A Junto Strategy Project
I remember that when my wife and I first got married we would often talk about having a family. We would look around at others struggling with their kids and shake our heads and wonder what were they thinking. If those struggling parents had been smart enough to ask us for some advice, I could have given them some great nuggets.
Well…then I had kids and all that great advice all that great “consulting” I could have done with those parents who “just didn’t seem to get it” – that’s right, down the toilet.
At various times in my career I have been in a consulting type role – sometimes as an internal consultant and other times as a paid external consultant. As I look back at those times, I realize that I was never so smart as when I was in consultant mode. The wisdom and great advice just flowed. I knew exactly what to do. I could see the problem clearly as well as the solution. I gave some great direction during those engagements and based on some of the results I was able to help my clients realize, the advice worked well.
Fast forward to a different role where I am now wrestling with a problem in my current role and I look around and realize that if I would just take some of my own advice I’d be a lot better off. But I am quickly realizing that it’s not that easy.
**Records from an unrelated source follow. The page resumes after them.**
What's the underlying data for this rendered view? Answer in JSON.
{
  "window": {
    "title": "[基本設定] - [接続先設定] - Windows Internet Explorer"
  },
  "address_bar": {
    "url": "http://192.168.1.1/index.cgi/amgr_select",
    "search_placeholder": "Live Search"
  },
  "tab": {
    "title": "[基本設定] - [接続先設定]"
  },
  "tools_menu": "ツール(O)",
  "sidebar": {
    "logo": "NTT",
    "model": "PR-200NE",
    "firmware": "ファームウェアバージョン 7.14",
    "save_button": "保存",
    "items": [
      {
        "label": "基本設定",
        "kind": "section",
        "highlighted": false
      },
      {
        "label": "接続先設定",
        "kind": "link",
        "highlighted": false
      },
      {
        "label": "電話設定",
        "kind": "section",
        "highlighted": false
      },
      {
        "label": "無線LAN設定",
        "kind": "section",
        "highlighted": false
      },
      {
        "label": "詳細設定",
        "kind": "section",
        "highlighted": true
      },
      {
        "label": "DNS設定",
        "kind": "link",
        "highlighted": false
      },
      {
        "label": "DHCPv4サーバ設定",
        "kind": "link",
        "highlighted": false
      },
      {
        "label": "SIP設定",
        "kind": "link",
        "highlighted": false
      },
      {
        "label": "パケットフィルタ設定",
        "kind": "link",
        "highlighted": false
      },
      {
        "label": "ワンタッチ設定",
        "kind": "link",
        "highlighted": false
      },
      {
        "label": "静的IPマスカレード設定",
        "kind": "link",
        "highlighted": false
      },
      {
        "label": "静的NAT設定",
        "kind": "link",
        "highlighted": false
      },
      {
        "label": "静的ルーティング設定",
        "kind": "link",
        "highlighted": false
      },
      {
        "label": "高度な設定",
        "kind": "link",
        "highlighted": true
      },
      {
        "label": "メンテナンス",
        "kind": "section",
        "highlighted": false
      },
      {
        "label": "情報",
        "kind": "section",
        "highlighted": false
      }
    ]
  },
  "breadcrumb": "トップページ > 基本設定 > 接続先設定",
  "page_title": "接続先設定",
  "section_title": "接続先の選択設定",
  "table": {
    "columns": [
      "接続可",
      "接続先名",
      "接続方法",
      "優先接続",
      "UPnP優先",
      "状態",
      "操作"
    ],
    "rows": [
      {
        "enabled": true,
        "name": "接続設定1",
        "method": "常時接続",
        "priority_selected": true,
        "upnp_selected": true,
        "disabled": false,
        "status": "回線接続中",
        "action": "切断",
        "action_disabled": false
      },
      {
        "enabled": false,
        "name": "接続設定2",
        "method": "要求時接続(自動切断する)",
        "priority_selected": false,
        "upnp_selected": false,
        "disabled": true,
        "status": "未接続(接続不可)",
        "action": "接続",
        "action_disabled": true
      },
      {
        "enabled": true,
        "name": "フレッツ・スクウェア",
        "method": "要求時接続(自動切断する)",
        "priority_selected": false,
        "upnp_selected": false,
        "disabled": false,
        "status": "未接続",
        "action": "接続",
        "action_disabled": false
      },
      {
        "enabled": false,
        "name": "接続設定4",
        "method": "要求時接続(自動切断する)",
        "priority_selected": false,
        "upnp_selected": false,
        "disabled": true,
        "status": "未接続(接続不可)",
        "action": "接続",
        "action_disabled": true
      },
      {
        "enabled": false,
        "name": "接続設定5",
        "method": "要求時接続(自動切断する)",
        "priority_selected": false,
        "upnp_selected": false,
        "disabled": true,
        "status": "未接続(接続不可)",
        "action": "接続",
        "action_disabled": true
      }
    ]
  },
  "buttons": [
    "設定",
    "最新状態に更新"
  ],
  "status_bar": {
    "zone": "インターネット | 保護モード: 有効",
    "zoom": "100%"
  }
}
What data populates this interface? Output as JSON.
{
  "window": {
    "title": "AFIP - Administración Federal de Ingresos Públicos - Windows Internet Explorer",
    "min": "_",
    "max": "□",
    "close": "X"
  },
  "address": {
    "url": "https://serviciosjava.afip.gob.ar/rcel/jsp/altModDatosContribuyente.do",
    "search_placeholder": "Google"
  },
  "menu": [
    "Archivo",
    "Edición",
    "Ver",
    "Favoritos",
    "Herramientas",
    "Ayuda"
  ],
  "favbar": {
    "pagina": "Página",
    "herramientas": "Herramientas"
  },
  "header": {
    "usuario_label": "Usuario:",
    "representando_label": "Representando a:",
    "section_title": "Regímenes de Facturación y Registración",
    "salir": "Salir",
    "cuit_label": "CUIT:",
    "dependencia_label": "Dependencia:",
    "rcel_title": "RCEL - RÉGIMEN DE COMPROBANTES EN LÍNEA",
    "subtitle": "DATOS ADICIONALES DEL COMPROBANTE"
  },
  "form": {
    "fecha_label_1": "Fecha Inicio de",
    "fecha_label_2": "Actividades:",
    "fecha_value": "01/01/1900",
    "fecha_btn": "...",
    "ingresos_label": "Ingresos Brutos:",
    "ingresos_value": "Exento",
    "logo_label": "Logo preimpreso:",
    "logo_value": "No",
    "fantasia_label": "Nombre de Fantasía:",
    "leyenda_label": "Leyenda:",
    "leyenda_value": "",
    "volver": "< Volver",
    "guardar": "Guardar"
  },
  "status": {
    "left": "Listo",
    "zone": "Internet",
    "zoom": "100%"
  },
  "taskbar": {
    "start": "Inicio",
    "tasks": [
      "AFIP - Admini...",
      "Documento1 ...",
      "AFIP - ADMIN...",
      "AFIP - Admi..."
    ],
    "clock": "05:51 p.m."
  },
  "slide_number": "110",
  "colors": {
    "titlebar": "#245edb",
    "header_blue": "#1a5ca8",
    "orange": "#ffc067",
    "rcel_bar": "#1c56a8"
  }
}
As it relates to my consulting guru author, he had some great ideas in his book, some great theories, some great words of wisdom, but when it came to living it he’s in the Lyall parenting camp. This does not mean that I should flat out dismiss what is in his book. I still think he provides some great information. Rather it was a good lesson for me that before giving anyone else advice, I should stop and do a little humility check to evaluate my intentions and my own personal alignment (behavior wise) with the advice I’m thinking of “blessing” that individual with.
Odds are I’ll have a greater impact with a listening ear than a talking mouth.